Мужик не ответил, но быстро закивал, подал вперед правую руку, чтобы зацепиться чуть посильнее.
— Сил… нет… — прохрипел он вдруг.
— Сейчас. Я уже сейчас.
Я аккуратно подлез к краю крыши на коленях, уперевшись рукой, стал медленно подаваться вперед, чтобы можно было схватить мужика за рукава. Задача была нелегкой. Я и сам рисковал кубарем упасть вслед за бедолагой.
— Вот! Держу! — Крикнул я, вцепившись ему в руку. — Теперь ты не упадешь!
— Вытащи меня! Вытащи! — Захрипел обессиливший мужчина.
Я подался еще вперед, схватил мужика за одежду. Едва не упав сам, потянул на себя. Мужик был тяжелый, весел явно больше сотни. Это в спортзале, на удобном грифе, сотка на грудь казалась мне не самой сложной задачей. А тут были другие сто килограммов. Совсем другие. Неудобные, мокрые от дождя и до смерти напуганные.

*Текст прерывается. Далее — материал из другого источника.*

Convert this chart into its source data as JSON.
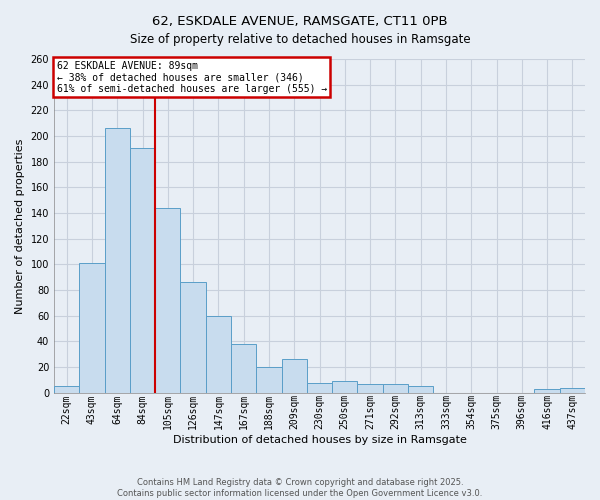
{
  "title": "62, ESKDALE AVENUE, RAMSGATE, CT11 0PB",
  "subtitle": "Size of property relative to detached houses in Ramsgate",
  "xlabel": "Distribution of detached houses by size in Ramsgate",
  "ylabel": "Number of detached properties",
  "bar_labels": [
    "22sqm",
    "43sqm",
    "64sqm",
    "84sqm",
    "105sqm",
    "126sqm",
    "147sqm",
    "167sqm",
    "188sqm",
    "209sqm",
    "230sqm",
    "250sqm",
    "271sqm",
    "292sqm",
    "313sqm",
    "333sqm",
    "354sqm",
    "375sqm",
    "396sqm",
    "416sqm",
    "437sqm"
  ],
  "bar_values": [
    5,
    101,
    206,
    191,
    144,
    86,
    60,
    38,
    20,
    26,
    8,
    9,
    7,
    7,
    5,
    0,
    0,
    0,
    0,
    3,
    4
  ],
  "bar_color": "#c8dcee",
  "bar_edge_color": "#5a9ec8",
  "vline_x_idx": 3,
  "vline_color": "#cc0000",
  "ylim": [
    0,
    260
  ],
  "yticks": [
    0,
    20,
    40,
    60,
    80,
    100,
    120,
    140,
    160,
    180,
    200,
    220,
    240,
    260
  ],
  "annotation_title": "62 ESKDALE AVENUE: 89sqm",
  "annotation_line2": "← 38% of detached houses are smaller (346)",
  "annotation_line3": "61% of semi-detached houses are larger (555) →",
  "annotation_box_color": "#cc0000",
  "footer_line1": "Contains HM Land Registry data © Crown copyright and database right 2025.",
  "footer_line2": "Contains public sector information licensed under the Open Government Licence v3.0.",
  "bg_color": "#e8eef5",
  "grid_color": "#c8d0dc",
  "title_fontsize": 9.5,
  "subtitle_fontsize": 8.5,
  "tick_fontsize": 7,
  "label_fontsize": 8,
  "footer_fontsize": 6
}
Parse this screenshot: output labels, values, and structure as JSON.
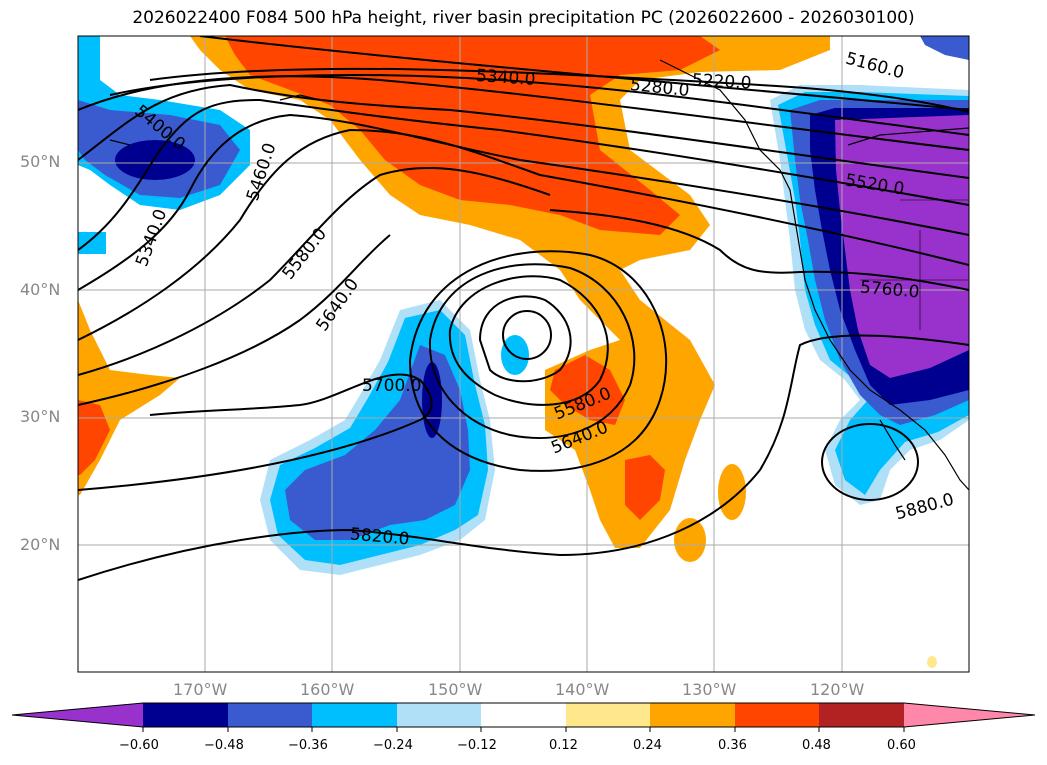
{
  "title": "2026022400 F084 500 hPa height, river basin precipitation PC (2026022600 - 2026030100)",
  "lat_labels": [
    "50°N",
    "40°N",
    "30°N",
    "20°N"
  ],
  "lon_labels": [
    "170°W",
    "160°W",
    "150°W",
    "140°W",
    "130°W",
    "120°W"
  ],
  "contour_labels": [
    "5340.0",
    "5220.0",
    "5160.0",
    "5280.0",
    "5400.0",
    "5460.0",
    "5520.0",
    "5340.0",
    "5580.0",
    "5640.0",
    "5760.0",
    "5700.0",
    "5580.0",
    "5640.0",
    "5820.0",
    "5880.0"
  ],
  "colorbar": {
    "ticks": [
      "−0.60",
      "−0.48",
      "−0.36",
      "−0.24",
      "−0.12",
      "0.12",
      "0.24",
      "0.36",
      "0.48",
      "0.60"
    ],
    "colors": [
      "#9932cc",
      "#000090",
      "#3a5bd0",
      "#00bfff",
      "#b0e0f8",
      "#ffffff",
      "#ffe88c",
      "#ffa500",
      "#ff4500",
      "#b22222",
      "#ff88aa"
    ]
  },
  "palette": {
    "neg_060": "#9932cc",
    "neg_048": "#000090",
    "neg_036": "#3a5bd0",
    "neg_024": "#00bfff",
    "neg_012": "#b0e0f8",
    "pos_012": "#ffe88c",
    "pos_024": "#ffa500",
    "pos_036": "#ff4500",
    "pos_048": "#b22222"
  }
}
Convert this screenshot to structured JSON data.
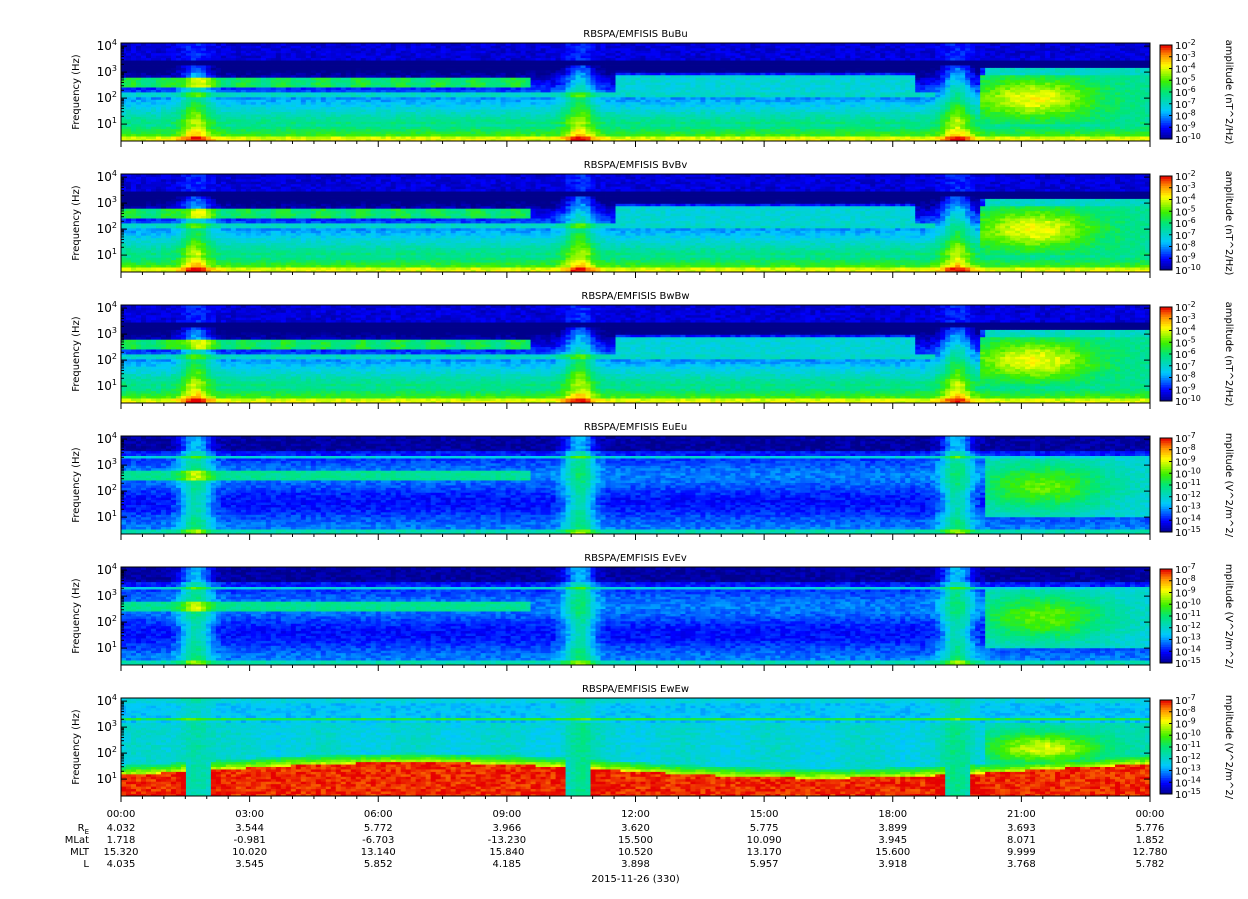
{
  "chart_data": {
    "type": "heatmap",
    "panels": [
      {
        "title": "RBSPA/EMFISIS  BuBu",
        "ylabel": "Frequency (Hz)",
        "colorbar_label": "amplitude (nT^2/Hz)",
        "clim_exp": [
          -10,
          -2
        ],
        "kind": "B"
      },
      {
        "title": "RBSPA/EMFISIS  BvBv",
        "ylabel": "Frequency (Hz)",
        "colorbar_label": "amplitude (nT^2/Hz)",
        "clim_exp": [
          -10,
          -2
        ],
        "kind": "B"
      },
      {
        "title": "RBSPA/EMFISIS  BwBw",
        "ylabel": "Frequency (Hz)",
        "colorbar_label": "amplitude (nT^2/Hz)",
        "clim_exp": [
          -10,
          -2
        ],
        "kind": "B"
      },
      {
        "title": "RBSPA/EMFISIS  EuEu",
        "ylabel": "Frequency (Hz)",
        "colorbar_label": "mplitude (V^2/m^2/",
        "clim_exp": [
          -15,
          -7
        ],
        "kind": "E"
      },
      {
        "title": "RBSPA/EMFISIS  EvEv",
        "ylabel": "Frequency (Hz)",
        "colorbar_label": "mplitude (V^2/m^2/",
        "clim_exp": [
          -15,
          -7
        ],
        "kind": "E"
      },
      {
        "title": "RBSPA/EMFISIS  EwEw",
        "ylabel": "Frequency (Hz)",
        "colorbar_label": "mplitude (V^2/m^2/",
        "clim_exp": [
          -15,
          -7
        ],
        "kind": "Ew"
      }
    ],
    "y_ticks": [
      "10^1",
      "10^2",
      "10^3",
      "10^4"
    ],
    "y_scale": "log",
    "x_ticks": [
      "00:00",
      "03:00",
      "06:00",
      "09:00",
      "12:00",
      "15:00",
      "18:00",
      "21:00",
      "00:00"
    ],
    "x_range_hours": [
      0,
      24
    ],
    "ephemeris": {
      "labels": [
        "RE",
        "MLat",
        "MLT",
        "L"
      ],
      "rows": [
        [
          "4.032",
          "3.544",
          "5.772",
          "3.966",
          "3.620",
          "5.775",
          "3.899",
          "3.693",
          "5.776"
        ],
        [
          "1.718",
          "-0.981",
          "-6.703",
          "-13.230",
          "15.500",
          "10.090",
          "3.945",
          "8.071",
          "1.852"
        ],
        [
          "15.320",
          "10.020",
          "13.140",
          "15.840",
          "10.520",
          "13.170",
          "15.600",
          "9.999",
          "12.780"
        ],
        [
          "4.035",
          "3.545",
          "5.852",
          "4.185",
          "3.898",
          "5.957",
          "3.918",
          "3.768",
          "5.782"
        ]
      ]
    },
    "xlabel": "2015-11-26 (330)"
  }
}
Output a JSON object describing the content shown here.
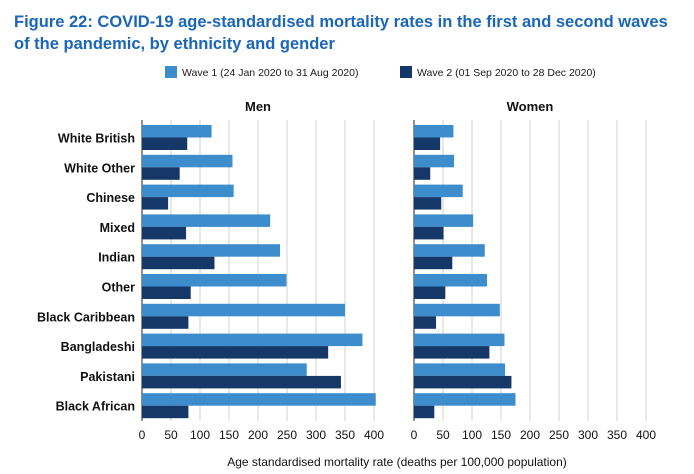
{
  "chart_data": {
    "type": "bar",
    "orientation": "horizontal",
    "title_lines": [
      "Figure 22: COVID-19 age-standardised mortality rates in the first and second waves",
      "of the pandemic, by ethnicity and gender"
    ],
    "xlabel": "Age standardised mortality rate (deaths per 100,000 population)",
    "xlim": [
      0,
      410
    ],
    "xticks": [
      0,
      50,
      100,
      150,
      200,
      250,
      300,
      350,
      400
    ],
    "grid": true,
    "legend_position": "top",
    "categories": [
      "White British",
      "White Other",
      "Chinese",
      "Mixed",
      "Indian",
      "Other",
      "Black Caribbean",
      "Bangladeshi",
      "Pakistani",
      "Black African"
    ],
    "series_names": [
      "Wave 1 (24 Jan 2020 to 31 Aug 2020)",
      "Wave 2 (01 Sep 2020 to 28 Dec 2020)"
    ],
    "series_colors": [
      "#3d8ccc",
      "#163868"
    ],
    "panels": [
      {
        "name": "Men",
        "series": [
          {
            "name": "Wave 1 (24 Jan 2020 to 31 Aug 2020)",
            "values": [
              120,
              156,
              158,
              221,
              238,
              249,
              350,
              380,
              284,
              403
            ]
          },
          {
            "name": "Wave 2 (01 Sep 2020 to 28 Dec 2020)",
            "values": [
              78,
              65,
              45,
              76,
              125,
              84,
              80,
              321,
              343,
              80
            ]
          }
        ]
      },
      {
        "name": "Women",
        "series": [
          {
            "name": "Wave 1 (24 Jan 2020 to 31 Aug 2020)",
            "values": [
              68,
              69,
              84,
              102,
              122,
              126,
              148,
              156,
              157,
              175
            ]
          },
          {
            "name": "Wave 2 (01 Sep 2020 to 28 Dec 2020)",
            "values": [
              45,
              28,
              47,
              51,
              66,
              54,
              38,
              130,
              168,
              35
            ]
          }
        ]
      }
    ]
  }
}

— Сейчас, сейчас вытащу, — подбадривал я мужика. — Понимая, что положение х#евей некуда.
Пусть, я и не дам ему упасть, подстрахую, но в одиночку, в таком положении, вытащить не смогу.
— Алло, пожарная! У нас человек сорвался! — Орал во дворе Кондратенко, — повис на краю крыши!
— Витя! — Заорали у меня за спиной.
Я обернулся.
— Витя! Я тут! — Кричал Егор, торопливо спускаясь к нам с работягой.
— Не торопись, поскользнешься, — прошипел я сквозь сжатые зубы.
— Я щас!
Егор замедлился, стал спускаться бочком. Потом сел на задницу, и, у края, полез, помогая себе руками.